Ketika saya memasuki sekolah dasar, saya tidak mau buku-buku tulis saya disampul kertas coklat. Saya meminta ibu saya untuk menyampul buku-buku tulis dengan halaman majalah Bobo yang dicabut mulai dari halaman tengahnya. Ternyata ukuran dua sisi halaman majalah pas sekali dengan ukuran buku tulis. Sampul buku tulis menjadi hiburan bagi saya ketika bosan di kelas. Sampul buku tulis juga yang membuat saya bisa belajar membaca dengan cara yang menyenangkan.
Seingat saya sejak sekolah menengah pertama sampul buku tulis saya beralih ke majalah Donal Bebek. Kebiasaan menyampul buku tulis dengan majalah Donal Bebek ini berlanjut sampai saya tamat sekolah menengah atas. Sepertinya minat membaca saya ini berawal dari sampul buku tulis.

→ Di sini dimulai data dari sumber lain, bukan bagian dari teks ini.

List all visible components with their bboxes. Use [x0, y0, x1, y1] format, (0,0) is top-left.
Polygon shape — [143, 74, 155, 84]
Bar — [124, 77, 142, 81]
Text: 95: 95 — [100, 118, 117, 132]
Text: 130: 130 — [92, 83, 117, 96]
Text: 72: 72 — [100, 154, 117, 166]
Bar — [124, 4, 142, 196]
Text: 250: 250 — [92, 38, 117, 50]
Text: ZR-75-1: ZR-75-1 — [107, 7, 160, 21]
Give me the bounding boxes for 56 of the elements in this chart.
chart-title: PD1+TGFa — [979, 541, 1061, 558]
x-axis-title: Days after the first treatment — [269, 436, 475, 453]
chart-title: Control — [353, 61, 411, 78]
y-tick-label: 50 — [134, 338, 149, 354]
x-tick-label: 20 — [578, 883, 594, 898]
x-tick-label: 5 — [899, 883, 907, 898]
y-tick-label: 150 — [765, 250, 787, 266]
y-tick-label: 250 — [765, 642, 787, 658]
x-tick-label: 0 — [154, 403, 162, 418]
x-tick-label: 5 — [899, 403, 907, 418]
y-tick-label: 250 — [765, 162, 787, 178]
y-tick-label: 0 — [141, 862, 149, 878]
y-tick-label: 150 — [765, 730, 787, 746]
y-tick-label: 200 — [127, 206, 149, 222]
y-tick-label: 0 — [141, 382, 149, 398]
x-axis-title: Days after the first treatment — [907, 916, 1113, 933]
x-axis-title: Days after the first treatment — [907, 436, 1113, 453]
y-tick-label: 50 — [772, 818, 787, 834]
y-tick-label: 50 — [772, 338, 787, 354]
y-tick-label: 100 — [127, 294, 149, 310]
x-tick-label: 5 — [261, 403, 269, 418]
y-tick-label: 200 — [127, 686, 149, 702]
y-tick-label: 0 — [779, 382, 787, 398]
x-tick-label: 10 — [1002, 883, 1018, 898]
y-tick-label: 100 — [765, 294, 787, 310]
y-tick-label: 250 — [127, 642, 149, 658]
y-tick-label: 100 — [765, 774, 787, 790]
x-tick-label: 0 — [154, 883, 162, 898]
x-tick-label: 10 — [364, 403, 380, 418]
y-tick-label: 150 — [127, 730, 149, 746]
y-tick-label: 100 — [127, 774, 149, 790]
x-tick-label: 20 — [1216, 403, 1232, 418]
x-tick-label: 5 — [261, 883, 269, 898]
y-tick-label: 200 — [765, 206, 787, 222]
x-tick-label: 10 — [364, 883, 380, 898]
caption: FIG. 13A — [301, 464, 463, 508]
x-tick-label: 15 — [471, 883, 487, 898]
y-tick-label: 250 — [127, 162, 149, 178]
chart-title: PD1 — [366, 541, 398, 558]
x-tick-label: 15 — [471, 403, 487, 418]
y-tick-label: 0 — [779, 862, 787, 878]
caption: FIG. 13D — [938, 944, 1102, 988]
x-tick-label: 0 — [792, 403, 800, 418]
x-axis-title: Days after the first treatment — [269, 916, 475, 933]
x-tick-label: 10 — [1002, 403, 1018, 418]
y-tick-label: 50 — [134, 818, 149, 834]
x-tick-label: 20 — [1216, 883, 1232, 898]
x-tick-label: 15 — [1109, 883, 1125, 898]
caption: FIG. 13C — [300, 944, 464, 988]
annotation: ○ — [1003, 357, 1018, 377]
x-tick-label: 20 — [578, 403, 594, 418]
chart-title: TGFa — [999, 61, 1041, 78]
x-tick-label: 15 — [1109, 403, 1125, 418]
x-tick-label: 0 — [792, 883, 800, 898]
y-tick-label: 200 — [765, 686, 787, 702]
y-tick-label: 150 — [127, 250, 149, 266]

Pada masa di sekolah dasar bahan-bahan bacaan saya mulai bervariasi dan didominasi oleh ensiklopedia sains dan buku-buku biografi para tokoh terkemuka dunia dan penemu di bidang sains. Saya juga ingat mempunyai satu set komik petualangan Tintin yang jumlahnya 24 buku, kalau tidak salah. Juga beberapa buku petualangan yang sangat populer pada masa itu seperti Lima Sekawan, Sapta Siaga, dan Pipit si Kaus Kaki Panjang.
Kami memang punya banyak buku di rumah. Walaupun demikian saya belum bisa menikmati dan memahami secara utuh buku-buku yang saya baca, terutama buku-buku sains dan ternyata saya tidak menyukai sains. Rasa senang selalu hadir jika saya bisa ikut terlibat dengan teman-teman dalam keseruan bercerita tentang petualangan Lima Sekawan, misalnya.
Kemampuan literasi saya mulai berkembang ketika saya duduk di bangku sekolah menengah pertama. Di masa inilah saya mengetahui bahwa saya menyukai sejarah dan cerita-cerita di masa lalu.
Membaca sejarah mengenai kerja paksa membangun jalan raya pos antara Anyer dan Panarukan di masa kolonial Belanda membuat rasa ingin tahu saya meningkat ketika kami sekeluarga berlibur ke Jawa Tengah dengan mobil menyusuri pantai utara Jawa. Saya banyak bertanya kepada Ayah yang mungkin juga bingung menjawab pertanyaan-pertanyaan saya yang tidak saya temukan jawabannya dalam buku-buku. Begitu juga ketika mengunjungi Candi Borobudur dan Prambanan. Akhirnya, saya bisa melihat dan mengerti apa yang diilustrasikan dan deskripsikan dalam buku.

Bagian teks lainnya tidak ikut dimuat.